From one of the more intelligent commentaries I’ve seen about Anonymous
“… their tactics … were a lot like high school pranks: sometimes silly, sometimes crude, often juvenile and always motivated by a strong sense of righteous indignation. The collective culture of Anonymous was born in the /b/ section 4chan, an internet forum worthy of its own lengthy article. Suffice it to say that 4chan thrives on trolling, griefing, digital bullying and generally offensiveness of all sorts.
“The targets of campaigns attributed by Anonymous suggest an eccentric unpredictably similar to the internet board it was born on.”
“To understand the history of Anonymous I find it helpful to look at it as a tactic more then a group. That is, when there is a critical mass of outrage in 4chan and related gathering spaces, they pick up the Anonymous banner, dust it off and rally an ad-hoc group to the banner for the latest campaign.

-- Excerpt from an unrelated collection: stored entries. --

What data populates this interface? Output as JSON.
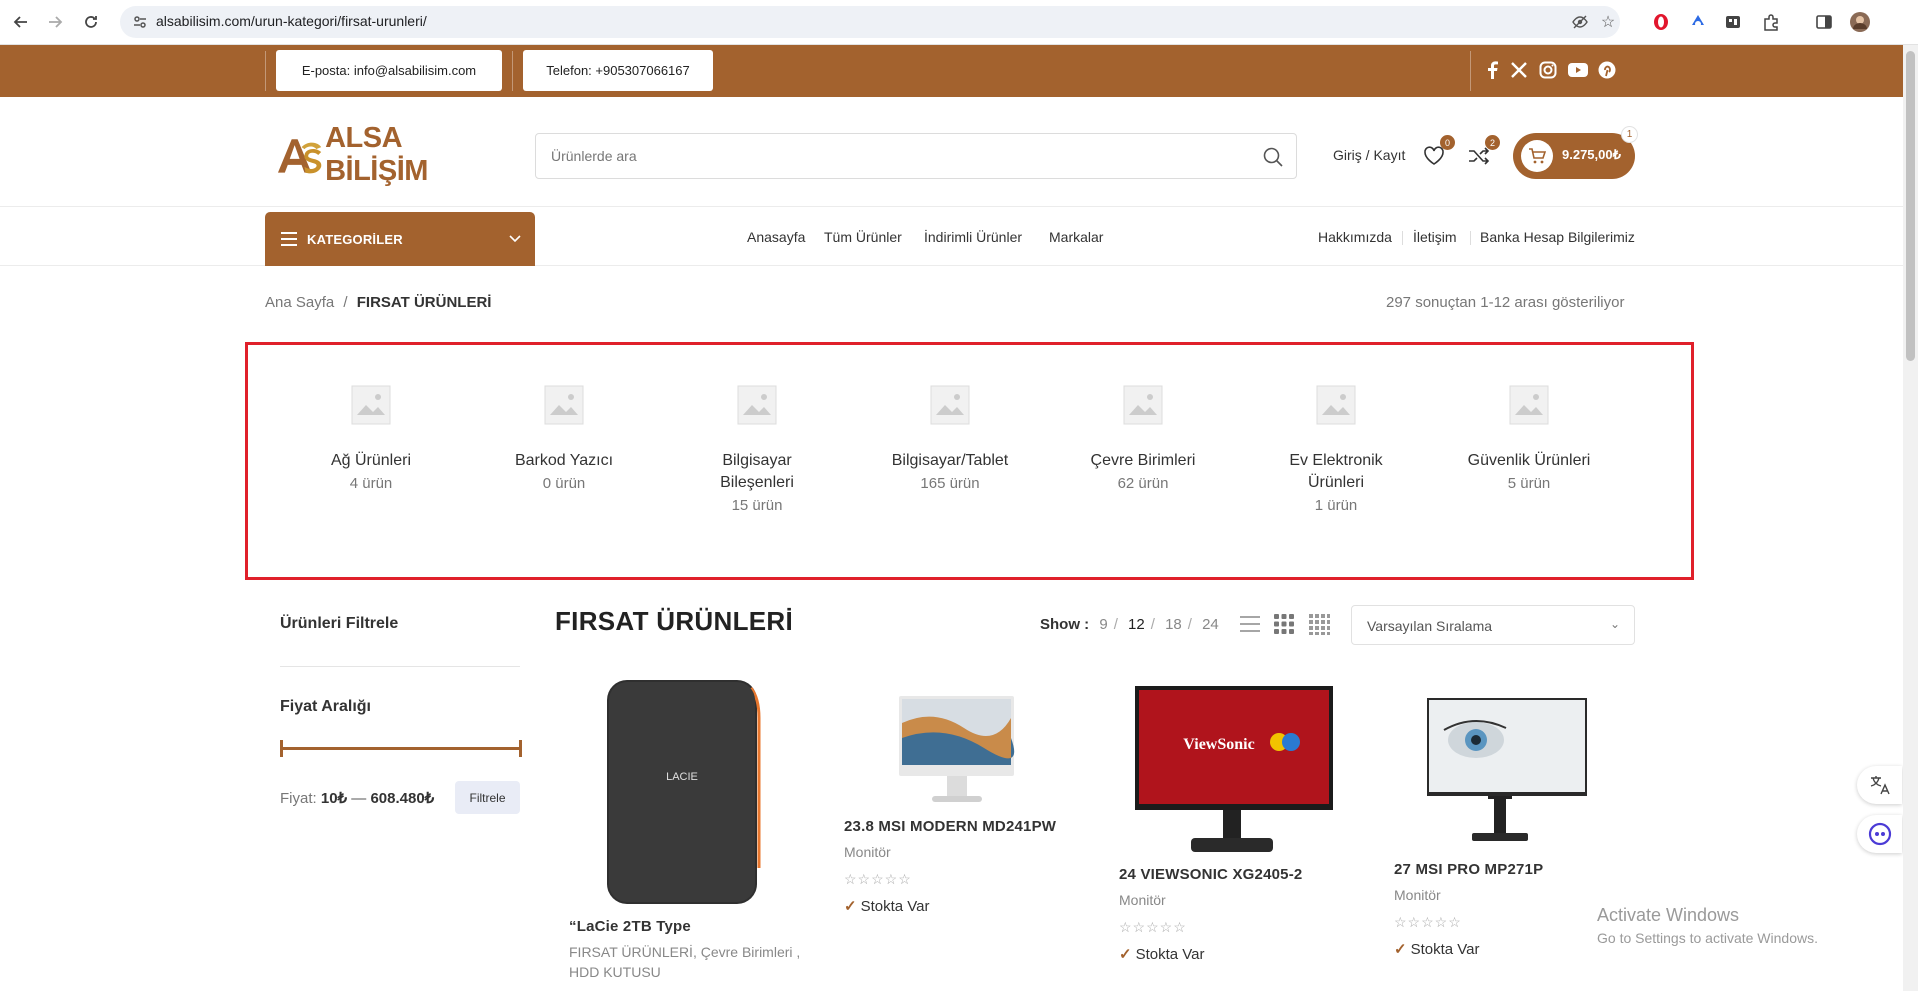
{
  "browser": {
    "url": "alsabilisim.com/urun-kategori/firsat-urunleri/",
    "icons": [
      "back-icon",
      "forward-icon",
      "reload-icon",
      "site-info-icon",
      "eye-off-icon",
      "star-icon",
      "opera-icon",
      "extension-icon",
      "extension-icon",
      "puzzle-icon",
      "sidebar-icon",
      "profile-avatar"
    ]
  },
  "topbar": {
    "email": "E-posta: info@alsabilisim.com",
    "phone": "Telefon: +905307066167",
    "socials": [
      "facebook-icon",
      "x-icon",
      "instagram-icon",
      "youtube-icon",
      "pinterest-icon"
    ]
  },
  "header": {
    "logo_text": "ALSA BİLİŞİM",
    "search_placeholder": "Ürünlerde ara",
    "login": "Giriş / Kayıt",
    "wishlist_count": "0",
    "compare_count": "2",
    "cart_total": "9.275,00₺",
    "cart_count": "1"
  },
  "nav": {
    "categories_label": "KATEGORİLER",
    "center": [
      "Anasayfa",
      "Tüm Ürünler",
      "İndirimli Ürünler",
      "Markalar"
    ],
    "right": [
      "Hakkımızda",
      "İletişim",
      "Banka Hesap Bilgilerimiz"
    ]
  },
  "breadcrumb": {
    "home": "Ana Sayfa",
    "sep": "/",
    "current": "FIRSAT ÜRÜNLERİ"
  },
  "result_count": "297 sonuçtan 1-12 arası gösteriliyor",
  "categories": [
    {
      "name": "Ağ Ürünleri",
      "count": "4 ürün"
    },
    {
      "name": "Barkod Yazıcı",
      "count": "0 ürün"
    },
    {
      "name": "Bilgisayar Bileşenleri",
      "count": "15 ürün"
    },
    {
      "name": "Bilgisayar/Tablet",
      "count": "165 ürün"
    },
    {
      "name": "Çevre Birimleri",
      "count": "62 ürün"
    },
    {
      "name": "Ev Elektronik Ürünleri",
      "count": "1 ürün"
    },
    {
      "name": "Güvenlik Ürünleri",
      "count": "5 ürün"
    }
  ],
  "sidebar": {
    "title": "Ürünleri Filtrele",
    "price_heading": "Fiyat Aralığı",
    "price_prefix": "Fiyat:",
    "price_min": "10₺",
    "price_dash": "—",
    "price_max": "608.480₺",
    "filter_button": "Filtrele"
  },
  "listing": {
    "title": "FIRSAT ÜRÜNLERİ",
    "show_label": "Show :",
    "show_options": [
      "9",
      "12",
      "18",
      "24"
    ],
    "show_active": "12",
    "sort_value": "Varsayılan Sıralama"
  },
  "products": [
    {
      "name": "“LaCie 2TB Type",
      "category": "FIRSAT ÜRÜNLERİ, Çevre Birimleri , HDD KUTUSU",
      "stock": ""
    },
    {
      "name": "23.8 MSI MODERN MD241PW",
      "category": "Monitör",
      "stock": "Stokta Var"
    },
    {
      "name": "24 VIEWSONIC XG2405-2",
      "category": "Monitör",
      "stock": "Stokta Var"
    },
    {
      "name": "27 MSI PRO MP271P",
      "category": "Monitör",
      "stock": "Stokta Var"
    }
  ],
  "product_image_text": {
    "lacie": "LACIE",
    "viewsonic": "ViewSonic"
  },
  "watermark": {
    "line1": "Activate Windows",
    "line2": "Go to Settings to activate Windows."
  },
  "colors": {
    "brand": "#a3622e",
    "highlight_box": "#e0202a"
  }
}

Over time, the Anonymous tactic has gained more and more recognition and it’s visibility has made it increasingly useful as a tool for gathering energy, raising visibility and pressuring those it targets.”

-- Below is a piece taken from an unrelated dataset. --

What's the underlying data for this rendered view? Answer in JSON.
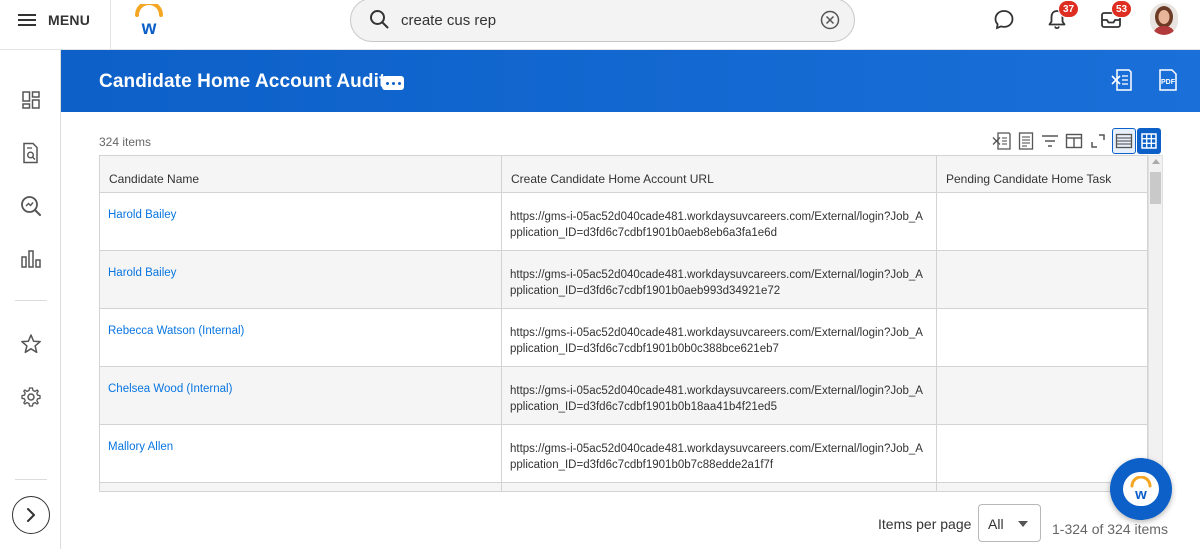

“When it comes to morality, looking at Anonymous as a tactic makes the moral reasoning more complex. We can’t just pick out one example of how its been used and make a blanket judgement on every use in the future. But we can notice patterns. For example, it does seems to lend itself to large groups focusing their anger on one entity. Because it is not tied to any physical location it has limited accountability to traditional governing bodies. Indeed, it tends to set up its own governance system for any given operation or project, similar to a strike committee … It also has clear parallels to traditional vigilante justice, though it is not physically violent.”

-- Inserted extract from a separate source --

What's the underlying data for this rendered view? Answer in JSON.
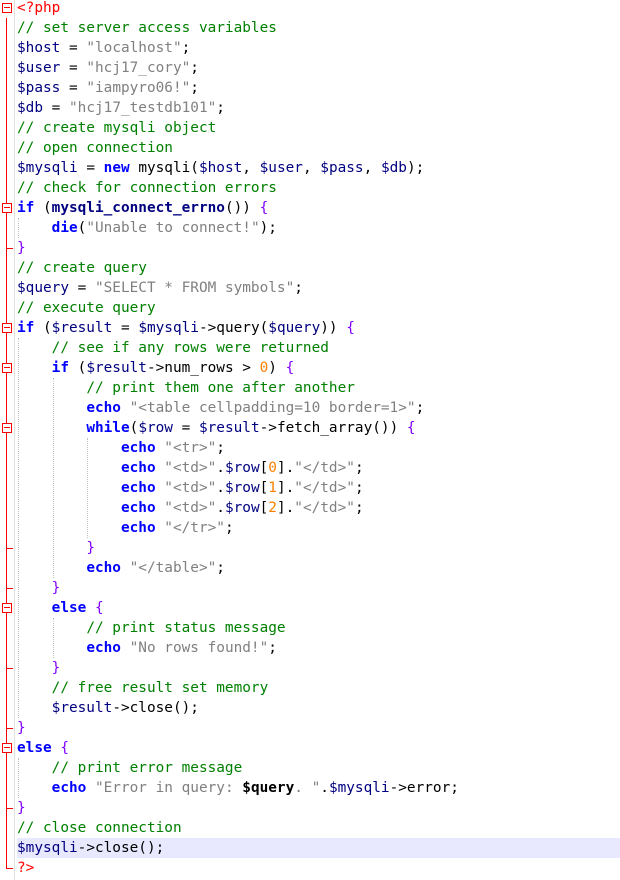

“However the comparison to traditional nonviolence tactics has its limit. As a digital tactic it is connected the anonymity and collective consciousness of the internet culture that spawned it. Many of those shaping this tactic are teenagers who have never known a time without the internet. They take its tools for granted. If Clay Shirky is right they, like the generation born after the printing press, will be the ones who find ways to use these new tools in ways that are disruptive in ways that we can’t predict. In the end, it may be less like Lexington and more like Luther’s 95 thesis: nailed to the door of a 1500 year old institutions, but spread round the European world by the cutting edge technology of the printing press.”